Third, gsc and activin might not be sufficient to induce head structures and may need to act in concert with other factors. Embryonic ectoderm is known to have a predisposition to adopt particular cell fates (Sharpe et al., 1987). Thus, activin can induce eye structures in the dorsal, but not ventral, halves of animal cap explants (Sokol and Melton, 1991). This prepattern is acquired very early, at the early blastula (stage 6.5-7), and requires the cortical rotation since it can be abolished by UV treatment (Sokol and Melton, 1991). Xwnt-8 mRNA, which rescues UV-treated embryos completely (Sokol et al., 1991; Smith and Harland, 1991), is able to rescue ectodermal prepatterning (Sokol and Melton, 1992), while activin and gsc may be unable to do so due to the absence of a critical cofactor.

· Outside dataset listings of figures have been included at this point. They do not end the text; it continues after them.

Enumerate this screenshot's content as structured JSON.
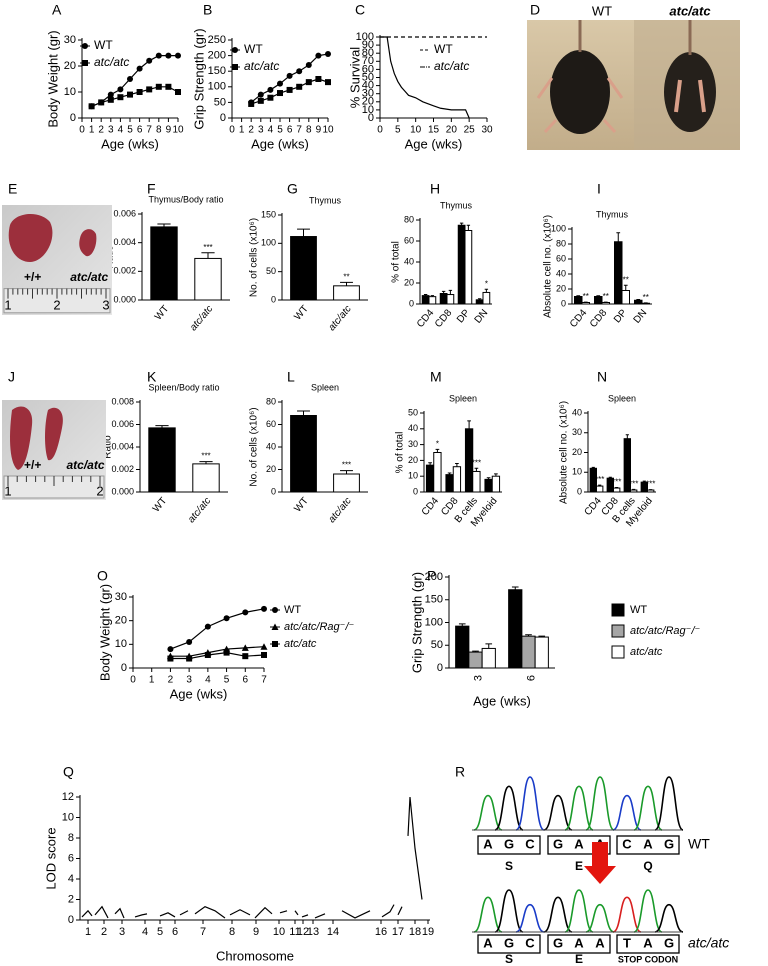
{
  "chart_data": [
    {
      "panel": "A",
      "type": "line",
      "ylabel": "Body Weight (gr)",
      "xlabel": "Age (wks)",
      "xlim": [
        0,
        10
      ],
      "xticks": [
        0,
        1,
        2,
        3,
        4,
        5,
        6,
        7,
        8,
        9,
        10
      ],
      "ylim": [
        0,
        30
      ],
      "yticks": [
        0,
        10,
        20,
        30
      ],
      "series": [
        {
          "name": "WT",
          "color": "#000000",
          "marker": "circle",
          "x": [
            1,
            2,
            3,
            4,
            5,
            6,
            7,
            8,
            9,
            10
          ],
          "values": [
            4.5,
            6,
            9,
            11,
            15,
            19,
            22,
            24,
            24,
            24
          ]
        },
        {
          "name": "atc/atc",
          "color": "#000000",
          "marker": "square",
          "x": [
            1,
            2,
            3,
            4,
            5,
            6,
            7,
            8,
            9,
            10
          ],
          "values": [
            4.5,
            6,
            7,
            8,
            9,
            10,
            11,
            12,
            12,
            10
          ]
        }
      ]
    },
    {
      "panel": "B",
      "type": "line",
      "ylabel": "Grip Strength (gr)",
      "xlabel": "Age (wks)",
      "xlim": [
        0,
        10
      ],
      "xticks": [
        0,
        1,
        2,
        3,
        4,
        5,
        6,
        7,
        8,
        9,
        10
      ],
      "ylim": [
        0,
        250
      ],
      "yticks": [
        0,
        50,
        100,
        150,
        200,
        250
      ],
      "series": [
        {
          "name": "WT",
          "color": "#000000",
          "marker": "circle",
          "x": [
            2,
            3,
            4,
            5,
            6,
            7,
            8,
            9,
            10
          ],
          "values": [
            50,
            75,
            90,
            110,
            135,
            150,
            170,
            200,
            205
          ]
        },
        {
          "name": "atc/atc",
          "color": "#000000",
          "marker": "square",
          "x": [
            2,
            3,
            4,
            5,
            6,
            7,
            8,
            9,
            10
          ],
          "values": [
            45,
            55,
            65,
            80,
            90,
            100,
            115,
            125,
            115
          ]
        }
      ]
    },
    {
      "panel": "C",
      "type": "line",
      "ylabel": "% Survival",
      "xlabel": "Age (wks)",
      "xlim": [
        0,
        30
      ],
      "xticks": [
        0,
        5,
        10,
        15,
        20,
        25,
        30
      ],
      "ylim": [
        0,
        100
      ],
      "yticks": [
        0,
        10,
        20,
        30,
        40,
        50,
        60,
        70,
        80,
        90,
        100
      ],
      "series": [
        {
          "name": "WT",
          "color": "#000000",
          "marker": "none",
          "dashed": true,
          "x": [
            0,
            30
          ],
          "values": [
            100,
            100
          ]
        },
        {
          "name": "atc/atc",
          "color": "#000000",
          "marker": "none",
          "x": [
            0,
            2,
            3,
            4,
            5,
            6,
            7,
            8,
            10,
            12,
            15,
            17,
            20,
            22,
            24,
            25
          ],
          "values": [
            100,
            100,
            70,
            55,
            45,
            38,
            33,
            28,
            25,
            20,
            15,
            12,
            10,
            10,
            10,
            0
          ]
        }
      ]
    },
    {
      "panel": "F",
      "type": "bar",
      "title": "Thymus/Body ratio",
      "ylabel": "Ratio",
      "categories": [
        "WT",
        "atc/atc"
      ],
      "values": [
        0.0051,
        0.0029
      ],
      "errors": [
        0.0002,
        0.0004
      ],
      "colors": [
        "#000000",
        "#ffffff"
      ],
      "sig": [
        null,
        "***"
      ],
      "ylim": [
        0,
        0.006
      ],
      "yticks": [
        {
          "value": 0,
          "label": "0.000"
        },
        0.002,
        0.004,
        0.006
      ]
    },
    {
      "panel": "G",
      "type": "bar",
      "title": "Thymus",
      "ylabel": "No. of cells (x10⁶)",
      "categories": [
        "WT",
        "atc/atc"
      ],
      "values": [
        112,
        25
      ],
      "errors": [
        13,
        6
      ],
      "colors": [
        "#000000",
        "#ffffff"
      ],
      "sig": [
        null,
        "**"
      ],
      "ylim": [
        0,
        150
      ],
      "yticks": [
        0,
        50,
        100,
        150
      ]
    },
    {
      "panel": "H",
      "type": "grouped_bar",
      "title": "Thymus",
      "ylabel": "% of total",
      "categories": [
        "CD4",
        "CD8",
        "DP",
        "DN"
      ],
      "sig": [
        null,
        null,
        null,
        "*"
      ],
      "series": [
        {
          "name": "WT",
          "color": "#000000",
          "values": [
            8,
            10,
            75,
            4
          ],
          "errors": [
            1,
            2,
            2,
            1
          ]
        },
        {
          "name": "atc/atc",
          "color": "#ffffff",
          "values": [
            7,
            9,
            70,
            11
          ],
          "errors": [
            1,
            4,
            5,
            3
          ]
        }
      ],
      "ylim": [
        0,
        80
      ],
      "yticks": [
        0,
        20,
        40,
        60,
        80
      ]
    },
    {
      "panel": "I",
      "type": "grouped_bar",
      "title": "Thymus",
      "ylabel": "Absolute cell no. (x10⁶)",
      "categories": [
        "CD4",
        "CD8",
        "DP",
        "DN"
      ],
      "sig": [
        "**",
        "**",
        "**",
        "**"
      ],
      "series": [
        {
          "name": "WT",
          "color": "#000000",
          "values": [
            10,
            10,
            83,
            5
          ],
          "errors": [
            1,
            1,
            12,
            1
          ]
        },
        {
          "name": "atc/atc",
          "color": "#ffffff",
          "values": [
            2,
            2,
            18,
            1
          ],
          "errors": [
            0.5,
            0.5,
            7,
            0.5
          ]
        }
      ],
      "ylim": [
        0,
        100
      ],
      "yticks": [
        0,
        20,
        40,
        60,
        80,
        100
      ]
    },
    {
      "panel": "K",
      "type": "bar",
      "title": "Spleen/Body ratio",
      "ylabel": "Ratio",
      "categories": [
        "WT",
        "atc/atc"
      ],
      "values": [
        0.0057,
        0.0025
      ],
      "errors": [
        0.0002,
        0.0002
      ],
      "colors": [
        "#000000",
        "#ffffff"
      ],
      "sig": [
        null,
        "***"
      ],
      "ylim": [
        0,
        0.008
      ],
      "yticks": [
        {
          "value": 0,
          "label": "0.000"
        },
        0.002,
        0.004,
        0.006,
        0.008
      ]
    },
    {
      "panel": "L",
      "type": "bar",
      "title": "Spleen",
      "ylabel": "No. of cells (x10⁶)",
      "categories": [
        "WT",
        "atc/atc"
      ],
      "values": [
        68,
        16
      ],
      "errors": [
        4,
        3
      ],
      "colors": [
        "#000000",
        "#ffffff"
      ],
      "sig": [
        null,
        "***"
      ],
      "ylim": [
        0,
        80
      ],
      "yticks": [
        0,
        20,
        40,
        60,
        80
      ]
    },
    {
      "panel": "M",
      "type": "grouped_bar",
      "title": "Spleen",
      "ylabel": "% of total",
      "categories": [
        "CD4",
        "CD8",
        "B cells",
        "Myeloid"
      ],
      "sig": [
        "*",
        null,
        "***",
        null
      ],
      "series": [
        {
          "name": "WT",
          "color": "#000000",
          "values": [
            17,
            11,
            40,
            8
          ],
          "errors": [
            1.5,
            1,
            5,
            1
          ]
        },
        {
          "name": "atc/atc",
          "color": "#ffffff",
          "values": [
            25,
            16,
            13,
            10
          ],
          "errors": [
            2,
            2,
            2,
            1.5
          ]
        }
      ],
      "ylim": [
        0,
        50
      ],
      "yticks": [
        0,
        10,
        20,
        30,
        40,
        50
      ]
    },
    {
      "panel": "N",
      "type": "grouped_bar",
      "title": "Spleen",
      "ylabel": "Absolute cell no. (x10⁶)",
      "categories": [
        "CD4",
        "CD8",
        "B cells",
        "Myeloid"
      ],
      "sig": [
        "***",
        "***",
        "***",
        "***"
      ],
      "series": [
        {
          "name": "WT",
          "color": "#000000",
          "values": [
            12,
            7,
            27,
            5
          ],
          "errors": [
            0.5,
            0.5,
            2,
            0.5
          ]
        },
        {
          "name": "atc/atc",
          "color": "#ffffff",
          "values": [
            3,
            2,
            1,
            1
          ],
          "errors": [
            0.5,
            0.3,
            0.3,
            0.2
          ]
        }
      ],
      "ylim": [
        0,
        40
      ],
      "yticks": [
        0,
        10,
        20,
        30,
        40
      ]
    },
    {
      "panel": "O",
      "type": "line",
      "ylabel": "Body Weight (gr)",
      "xlabel": "Age (wks)",
      "xlim": [
        0,
        7
      ],
      "xticks": [
        0,
        1,
        2,
        3,
        4,
        5,
        6,
        7
      ],
      "ylim": [
        0,
        30
      ],
      "yticks": [
        0,
        10,
        20,
        30
      ],
      "series": [
        {
          "name": "WT",
          "color": "#000000",
          "marker": "circle",
          "x": [
            2,
            3,
            4,
            5,
            6,
            7
          ],
          "values": [
            8,
            11,
            17.5,
            21,
            23.5,
            25
          ]
        },
        {
          "name": "atc/atc/Rag⁻/⁻",
          "color": "#000000",
          "marker": "triangle",
          "x": [
            2,
            3,
            4,
            5,
            6,
            7
          ],
          "values": [
            5,
            5,
            6.5,
            8,
            8.5,
            9
          ]
        },
        {
          "name": "atc/atc",
          "color": "#000000",
          "marker": "square",
          "x": [
            2,
            3,
            4,
            5,
            6,
            7
          ],
          "values": [
            4,
            4,
            5.5,
            6.5,
            5,
            5.5
          ]
        }
      ]
    },
    {
      "panel": "P",
      "type": "grouped_bar",
      "ylabel": "Grip Strength (gr)",
      "xlabel": "Age (wks)",
      "categories": [
        "3",
        "6"
      ],
      "series": [
        {
          "name": "WT",
          "color": "#000000",
          "values": [
            92,
            172
          ],
          "errors": [
            5,
            6
          ]
        },
        {
          "name": "atc/atc/Rag⁻/⁻",
          "color": "#a6a6a6",
          "values": [
            35,
            70
          ],
          "errors": [
            2,
            3
          ]
        },
        {
          "name": "atc/atc",
          "color": "#ffffff",
          "values": [
            43,
            68
          ],
          "errors": [
            10,
            2
          ]
        }
      ],
      "ylim": [
        0,
        200
      ],
      "yticks": [
        0,
        50,
        100,
        150,
        200
      ]
    },
    {
      "panel": "Q",
      "type": "line",
      "ylabel": "LOD score",
      "xlabel": "Chromosome",
      "xlim": [
        0,
        350
      ],
      "ylim": [
        0,
        12
      ],
      "yticks": [
        0,
        2,
        4,
        6,
        8,
        10,
        12
      ],
      "xticks": [
        {
          "value": 8,
          "label": "1"
        },
        {
          "value": 24,
          "label": "2"
        },
        {
          "value": 42,
          "label": "3"
        },
        {
          "value": 65,
          "label": "4"
        },
        {
          "value": 80,
          "label": "5"
        },
        {
          "value": 95,
          "label": "6"
        },
        {
          "value": 123,
          "label": "7"
        },
        {
          "value": 152,
          "label": "8"
        },
        {
          "value": 176,
          "label": "9"
        },
        {
          "value": 199,
          "label": "10"
        },
        {
          "value": 215,
          "label": "11"
        },
        {
          "value": 223,
          "label": "12"
        },
        {
          "value": 233,
          "label": "13"
        },
        {
          "value": 253,
          "label": "14"
        },
        {
          "value": 301,
          "label": "16"
        },
        {
          "value": 318,
          "label": "17"
        },
        {
          "value": 335,
          "label": "18"
        },
        {
          "value": 348,
          "label": "19"
        }
      ],
      "series": [
        {
          "color": "#000000",
          "marker": "none",
          "x": [
            2,
            8,
            12,
            null,
            15,
            22,
            28,
            null,
            35,
            40,
            44,
            null,
            55,
            62,
            67,
            null,
            80,
            88,
            95,
            null,
            100,
            108,
            null,
            115,
            125,
            135,
            145,
            null,
            150,
            160,
            170,
            null,
            175,
            185,
            192,
            null,
            200,
            207,
            null,
            215,
            218,
            null,
            222,
            228,
            null,
            235,
            245,
            null,
            262,
            275,
            290,
            null,
            302,
            310,
            314,
            null,
            318,
            322,
            null,
            328,
            330,
            335,
            342
          ],
          "values": [
            0.3,
            0.9,
            0.4,
            null,
            0.5,
            1.3,
            0.2,
            null,
            0.6,
            1.1,
            0.2,
            null,
            0.3,
            0.5,
            0.6,
            null,
            0.4,
            0.7,
            0.3,
            null,
            0.5,
            0.9,
            null,
            0.6,
            1.3,
            0.9,
            0.2,
            null,
            0.5,
            1.0,
            0.5,
            null,
            0.2,
            1.2,
            0.6,
            null,
            0.7,
            0.9,
            null,
            0.9,
            0.5,
            null,
            0.3,
            0.5,
            null,
            0.2,
            0.6,
            null,
            0.9,
            0.2,
            0.9,
            null,
            0.3,
            0.8,
            1.5,
            null,
            0.5,
            1.3,
            null,
            8.2,
            12,
            7,
            2
          ]
        }
      ]
    }
  ],
  "photos": [
    {
      "panel": "D",
      "labels": [
        "WT",
        "atc/atc"
      ]
    },
    {
      "panel": "E",
      "labels": [
        "+/+",
        "atc/atc"
      ],
      "ruler": [
        "1",
        "2",
        "3"
      ]
    },
    {
      "panel": "J",
      "labels": [
        "+/+",
        "atc/atc"
      ],
      "ruler": [
        "1",
        "2"
      ]
    }
  ],
  "sequence": {
    "panel": "R",
    "rows": [
      {
        "bases": [
          "A",
          "G",
          "C",
          "G",
          "A",
          "A",
          "C",
          "A",
          "G"
        ],
        "codons": [
          "S",
          "E",
          "Q"
        ],
        "name": "WT"
      },
      {
        "bases": [
          "A",
          "G",
          "C",
          "G",
          "A",
          "A",
          "T",
          "A",
          "G"
        ],
        "codons": [
          "S",
          "E",
          "STOP CODON"
        ],
        "name": "atc/atc"
      }
    ]
  }
}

Xwnt-8, activin and gsc can induce axis formation in Xenopus embryos, and our results are consistent with these three gene products acting on the same developmental pathway. The injection of mRNAs encoding activin B (this work) or a dominant-negative activin receptor mutant that blocks gsc induction (Hemmati-Brivanlou and Melton, 1992) place the activin signal upstream of gsc, whereas a dominant negative FGF-receptor mutant does not affect gsc expression (Amaya et al., unpublished data). All cells of the embryo can activate gsc after activin mRNA injection, as is the case in early mouse embryos incubated with recombinant activin protein (Blum et al., 1992). At present there are no reports on the localization of activin-like molecules in the Xenopus embryo, but one might expect gsc to reflect the regions in which their concentration is maximal (Green et al., 1992).

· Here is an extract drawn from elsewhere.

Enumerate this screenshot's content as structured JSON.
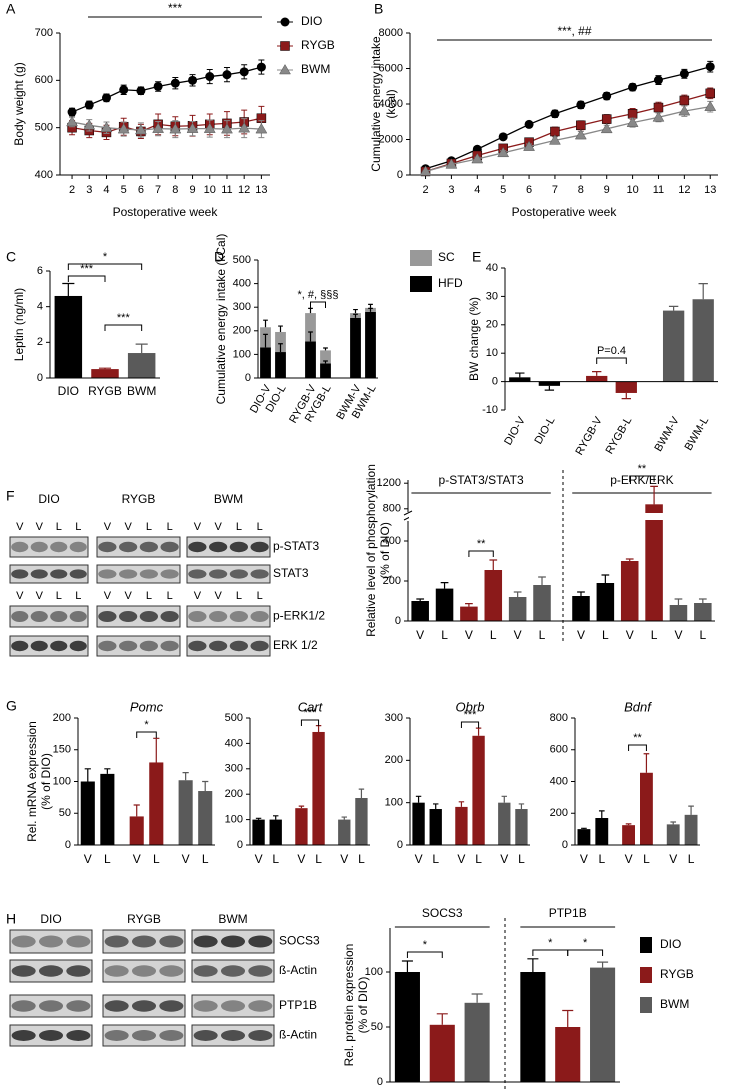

Several detailed models have been recently proposed for axial specification in Xenopus (Moon and Christian, 1992; Sive, 1993; Woodland, 1993), and our observations are in general agreement with current views in this rapidly moving field. Signals such as Wnt and activin may interact to produce dorsal mesoderm (organizer tissue), which then expresses gsc. It is worth noting, however, that our results on vegetally injected activin mRNA do not seem to support the view that activin is a vegetally produced factor that is released and then acts on the overlying marginal zone (as is the case for injected Xwnt-8 mRNA). Because activin can induce gsc everywhere in the embryo, and because gsc requires a high threshold of activin (Green et al., 1992), it might be predicted that an activin-like molecule should be expressed in the organizer proper. The elucidation of the biochemical pathway leading to the generation of Spemann’s organizer, however, will require additional experiments, in particular loss-of-function studies.

We thank Dennis Bittner, Christof Niehrs and Martin Blum for comments on the manuscript. H. S. was supported by a postdoctoral fellowship of the Deutscher Forschungsgemeinschaft (DFG) and D. S. K. by a postdoctoral fellowship of the Jane Coffin Childs Memorial Fund for Medical Research. This work was supported by NIH grants to E. D. R. and D. A. M.